The Lifetime ISA (LISA) launched in April 2017 and allows those aged 18-39 to save up to £4,000 a year for their first home or retirement where they will receive a maximum £1,000 bonus from the government. See YourMoney’s Lifetime ISA guide for more information.
Concerns centred on the fact that auto-enrolment had been picking up speed and those saving for a home could open a Help to Buy ISA, “then suddenly, we get this strange hybrid”, former pension minister Steve Webb said at the time.
By giving pension savers another option, there were concerns people would choose the LISA, sacrificing valuable employer contributions and tax relief as a result.
Another former pensions minister, Ros Altmann, also advocated the LISA’s abolition, stating: “It is, in my view – and I have seen this for so many decades – another mis‑selling scandal waiting to happen. That is why a lot of providers did not offer it.
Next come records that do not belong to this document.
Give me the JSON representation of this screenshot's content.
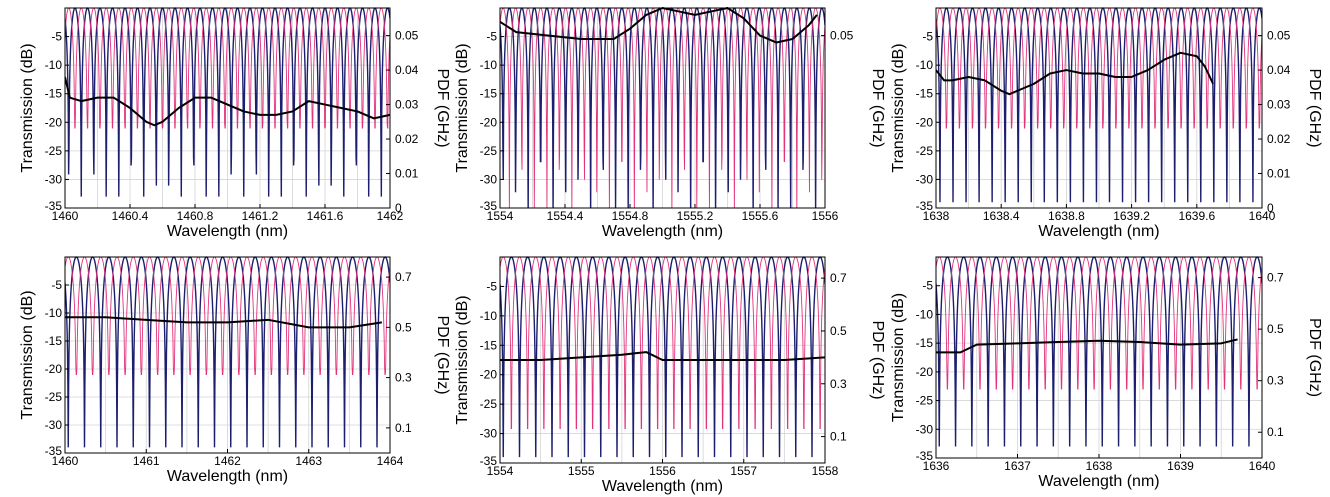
{
  "figure": {
    "colors": {
      "blue": "#1d1e6e",
      "pink": "#e3337a",
      "black": "#000000",
      "grid": "#d4d4d4"
    }
  },
  "chart_data": [
    {
      "type": "line",
      "xlabel": "Wavelength (nm)",
      "ylabel": "Transmission (dB)",
      "y2label": "PDF (GHz)",
      "xlim": [
        1460,
        1462
      ],
      "ylim": [
        -35,
        0
      ],
      "y2lim": [
        0,
        0.058
      ],
      "xticks": [
        1460,
        1460.4,
        1460.8,
        1461.2,
        1461.6,
        1462
      ],
      "xticklabels": [
        "1460",
        "1460.4",
        "1460.8",
        "1461.2",
        "1461.6",
        "1462"
      ],
      "yticks": [
        -5,
        -10,
        -15,
        -20,
        -25,
        -30,
        -35
      ],
      "yticklabels": [
        "-5",
        "-10",
        "-15",
        "-20",
        "-25",
        "-30",
        "-35"
      ],
      "y2ticks": [
        0,
        0.01,
        0.02,
        0.03,
        0.04,
        0.05
      ],
      "y2ticklabels": [
        "0",
        "0.01",
        "0.02",
        "0.03",
        "0.04",
        "0.05"
      ],
      "grid": true,
      "series": [
        {
          "color": "#1d1e6e",
          "axis": "left",
          "kind": "comb",
          "periods": 26,
          "phase": 0.2,
          "depth": -33
        },
        {
          "color": "#e3337a",
          "axis": "left",
          "kind": "comb",
          "periods": 26,
          "phase": 0.7,
          "depth": -21
        },
        {
          "color": "#000000",
          "axis": "right",
          "kind": "line",
          "x": [
            1460,
            1460.03,
            1460.1,
            1460.2,
            1460.3,
            1460.4,
            1460.5,
            1460.55,
            1460.6,
            1460.7,
            1460.8,
            1460.9,
            1461,
            1461.1,
            1461.2,
            1461.3,
            1461.4,
            1461.5,
            1461.6,
            1461.7,
            1461.8,
            1461.9,
            1462
          ],
          "y": [
            0.038,
            0.032,
            0.031,
            0.032,
            0.032,
            0.029,
            0.025,
            0.024,
            0.025,
            0.029,
            0.032,
            0.032,
            0.03,
            0.028,
            0.027,
            0.027,
            0.028,
            0.031,
            0.03,
            0.029,
            0.028,
            0.026,
            0.027
          ]
        }
      ]
    },
    {
      "type": "line",
      "xlabel": "Wavelength (nm)",
      "ylabel": "Transmission (dB)",
      "y2label": "PDF (GHz)",
      "xlim": [
        1554,
        1556
      ],
      "ylim": [
        -35,
        0
      ],
      "y2lim": [
        0,
        0.058
      ],
      "xticks": [
        1554,
        1554.4,
        1554.8,
        1555.2,
        1555.6,
        1556
      ],
      "xticklabels": [
        "1554",
        "1554.4",
        "1554.8",
        "1555.2",
        "1555.6",
        "1556"
      ],
      "yticks": [
        -5,
        -10,
        -15,
        -20,
        -25,
        -30,
        -35
      ],
      "yticklabels": [
        "-5",
        "-10",
        "-15",
        "-20",
        "-25",
        "-30",
        "-35"
      ],
      "y2ticks": [
        0.05
      ],
      "y2ticklabels": [
        "0.05"
      ],
      "grid": true,
      "series": [
        {
          "color": "#1d1e6e",
          "axis": "left",
          "kind": "comb",
          "periods": 26,
          "phase": 0.25,
          "depth": -36
        },
        {
          "color": "#e3337a",
          "axis": "left",
          "kind": "comb",
          "periods": 26,
          "phase": 0.75,
          "depth": -36
        },
        {
          "color": "#000000",
          "axis": "right",
          "kind": "line",
          "x": [
            1554,
            1554.1,
            1554.3,
            1554.5,
            1554.7,
            1554.8,
            1554.9,
            1555,
            1555.1,
            1555.2,
            1555.3,
            1555.4,
            1555.5,
            1555.6,
            1555.7,
            1555.8,
            1555.9,
            1555.95
          ],
          "y": [
            0.054,
            0.051,
            0.05,
            0.049,
            0.049,
            0.052,
            0.056,
            0.058,
            0.057,
            0.056,
            0.057,
            0.058,
            0.055,
            0.05,
            0.048,
            0.049,
            0.053,
            0.056
          ]
        }
      ]
    },
    {
      "type": "line",
      "xlabel": "Wavelength (nm)",
      "ylabel": "Transmission (dB)",
      "y2label": "PDF (GHz)",
      "xlim": [
        1638,
        1640
      ],
      "ylim": [
        -35,
        0
      ],
      "y2lim": [
        0,
        0.058
      ],
      "xticks": [
        1638,
        1638.4,
        1638.8,
        1639.2,
        1639.6,
        1640
      ],
      "xticklabels": [
        "1638",
        "1638.4",
        "1638.8",
        "1639.2",
        "1639.6",
        "1640"
      ],
      "yticks": [
        -5,
        -10,
        -15,
        -20,
        -25,
        -30,
        -35
      ],
      "yticklabels": [
        "-5",
        "-10",
        "-15",
        "-20",
        "-25",
        "-30",
        "-35"
      ],
      "y2ticks": [
        0,
        0.01,
        0.02,
        0.03,
        0.04,
        0.05
      ],
      "y2ticklabels": [
        "0",
        "0.01",
        "0.02",
        "0.03",
        "0.04",
        "0.05"
      ],
      "grid": true,
      "series": [
        {
          "color": "#1d1e6e",
          "axis": "left",
          "kind": "comb",
          "periods": 25,
          "phase": 0.2,
          "depth": -34
        },
        {
          "color": "#e3337a",
          "axis": "left",
          "kind": "comb",
          "periods": 25,
          "phase": 0.7,
          "depth": -21
        },
        {
          "color": "#000000",
          "axis": "right",
          "kind": "line",
          "x": [
            1638,
            1638.05,
            1638.1,
            1638.2,
            1638.3,
            1638.4,
            1638.45,
            1638.5,
            1638.6,
            1638.7,
            1638.8,
            1638.9,
            1639,
            1639.1,
            1639.2,
            1639.3,
            1639.4,
            1639.5,
            1639.6,
            1639.65,
            1639.7
          ],
          "y": [
            0.04,
            0.037,
            0.037,
            0.038,
            0.037,
            0.034,
            0.033,
            0.034,
            0.036,
            0.039,
            0.04,
            0.039,
            0.039,
            0.038,
            0.038,
            0.04,
            0.043,
            0.045,
            0.044,
            0.041,
            0.036
          ]
        }
      ]
    },
    {
      "type": "line",
      "xlabel": "Wavelength (nm)",
      "ylabel": "Transmission (dB)",
      "y2label": "PDF (GHz)",
      "xlim": [
        1460,
        1464
      ],
      "ylim": [
        -35,
        0
      ],
      "y2lim": [
        0,
        0.78
      ],
      "xticks": [
        1460,
        1461,
        1462,
        1463,
        1464
      ],
      "xticklabels": [
        "1460",
        "1461",
        "1462",
        "1463",
        "1464"
      ],
      "yticks": [
        -5,
        -10,
        -15,
        -20,
        -25,
        -30,
        -35
      ],
      "yticklabels": [
        "-5",
        "-10",
        "-15",
        "-20",
        "-25",
        "-30",
        "-35"
      ],
      "y2ticks": [
        0.1,
        0.3,
        0.5,
        0.7
      ],
      "y2ticklabels": [
        "0.1",
        "0.3",
        "0.5",
        "0.7"
      ],
      "grid": true,
      "series": [
        {
          "color": "#1d1e6e",
          "axis": "left",
          "kind": "comb",
          "periods": 20,
          "phase": 0.3,
          "depth": -34
        },
        {
          "color": "#e3337a",
          "axis": "left",
          "kind": "comb",
          "periods": 20,
          "phase": 0.8,
          "depth": -21
        },
        {
          "color": "#000000",
          "axis": "right",
          "kind": "line",
          "x": [
            1460,
            1460.5,
            1461,
            1461.5,
            1462,
            1462.5,
            1463,
            1463.5,
            1463.9
          ],
          "y": [
            0.54,
            0.54,
            0.53,
            0.52,
            0.52,
            0.53,
            0.5,
            0.5,
            0.52
          ]
        }
      ]
    },
    {
      "type": "line",
      "xlabel": "Wavelength (nm)",
      "ylabel": "Transmission (dB)",
      "y2label": "PDF (GHz)",
      "xlim": [
        1554,
        1558
      ],
      "ylim": [
        -35,
        0
      ],
      "y2lim": [
        0,
        0.78
      ],
      "xticks": [
        1554,
        1555,
        1556,
        1557,
        1558
      ],
      "xticklabels": [
        "1554",
        "1555",
        "1556",
        "1557",
        "1558"
      ],
      "yticks": [
        -5,
        -10,
        -15,
        -20,
        -25,
        -30,
        -35
      ],
      "yticklabels": [
        "-5",
        "-10",
        "-15",
        "-20",
        "-25",
        "-30",
        "-35"
      ],
      "y2ticks": [
        0.1,
        0.3,
        0.5,
        0.7
      ],
      "y2ticklabels": [
        "0.1",
        "0.3",
        "0.5",
        "0.7"
      ],
      "grid": true,
      "series": [
        {
          "color": "#1d1e6e",
          "axis": "left",
          "kind": "comb",
          "periods": 20,
          "phase": 0.3,
          "depth": -34
        },
        {
          "color": "#e3337a",
          "axis": "left",
          "kind": "comb",
          "periods": 20,
          "phase": 0.8,
          "depth": -34
        },
        {
          "color": "#000000",
          "axis": "right",
          "kind": "line",
          "x": [
            1554,
            1554.5,
            1555,
            1555.5,
            1555.8,
            1556,
            1556.5,
            1557,
            1557.5,
            1558
          ],
          "y": [
            0.39,
            0.39,
            0.4,
            0.41,
            0.42,
            0.39,
            0.39,
            0.39,
            0.39,
            0.4
          ]
        }
      ]
    },
    {
      "type": "line",
      "xlabel": "Wavelength (nm)",
      "ylabel": "Transmission (dB)",
      "y2label": "PDF (GHz)",
      "xlim": [
        1636,
        1640
      ],
      "ylim": [
        -35,
        0
      ],
      "y2lim": [
        0,
        0.78
      ],
      "xticks": [
        1636,
        1637,
        1638,
        1639,
        1640
      ],
      "xticklabels": [
        "1636",
        "1637",
        "1638",
        "1639",
        "1640"
      ],
      "yticks": [
        -5,
        -10,
        -15,
        -20,
        -25,
        -30,
        -35
      ],
      "yticklabels": [
        "-5",
        "-10",
        "-15",
        "-20",
        "-25",
        "-30",
        "-35"
      ],
      "y2ticks": [
        0.1,
        0.3,
        0.5,
        0.7
      ],
      "y2ticklabels": [
        "0.1",
        "0.3",
        "0.5",
        "0.7"
      ],
      "grid": true,
      "series": [
        {
          "color": "#1d1e6e",
          "axis": "left",
          "kind": "comb",
          "periods": 20,
          "phase": 0.3,
          "depth": -33
        },
        {
          "color": "#e3337a",
          "axis": "left",
          "kind": "comb",
          "periods": 20,
          "phase": 0.8,
          "depth": -23
        },
        {
          "color": "#000000",
          "axis": "right",
          "kind": "line",
          "x": [
            1636,
            1636.3,
            1636.5,
            1637,
            1637.5,
            1638,
            1638.5,
            1639,
            1639.5,
            1639.7
          ],
          "y": [
            0.41,
            0.41,
            0.44,
            0.445,
            0.45,
            0.455,
            0.45,
            0.44,
            0.445,
            0.46
          ]
        }
      ]
    }
  ]
}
“If people start relying on ISAs and LISAs for retirement, they are bound to be pretty poor in their 80s.”
As part of the Treasury Committee’s Household finances: income saving and debt report, it was found the LISA has also proven unpopular in the financial services industry and there has been limited take-up by customers.
The Committee also wants the government to clarify the 25% penalty for early access. People think just the 25% government bonus is removed, whereas in fact, 25% of the total investment is lost for access other than buying a first home costing up to £450,000 or after the age of 60.
The Committee wrote: “This inquiry has received strong criticism of the LISA over its complexity, its perverse incentives, its lack of complementarity with the pensions saving landscape and its apparent lack of popularity with the industry and pension savers. The Government should abolish it.”
‘Report is nonsensical’
Martin Stead, CEO of investment LISA provider, Nutmeg, said “this is a slap in the face to a generation in danger of being worse off than their parents.”
“Taking away the LISA means less potential savings, less wealth, and a poorer country. We need to address the UK savings gap and get more young people to save. The LISA is proven to work. And it should stay.
“For many, putting money aside for their first home or their retirement is difficult. The LISA, with its 25% government bonus, offers a great incentive to help people aged between 18 and 39 to save or invest for their future.”
Nutmeg is calling on the government to further develop the product to allow contributions up to the age of 60 and to scrap the £450,000 limit on the first property purchase.
Stead added: “This report is nonsensical. LISA is not yet two years old. The government should be investing time and money in promoting this product, not debating whether or not to keep it.”
Kris Brewster, head of products at Skipton which offers a cash LISA, said: “Originally, the government aspired to see 200,000 LISA accounts opened in the first wave of activity. At Skipton, in just over one year, we have opened over 112,000 accounts for our members. We believe the LISA can make a real difference for people wanting to get on the housing ladder.
“We believe the consumer response and uptake of this product, plus the positive intentions which the savers have, demonstrate the success of the account and indicate a real consumer need for savings products which support home ownership.”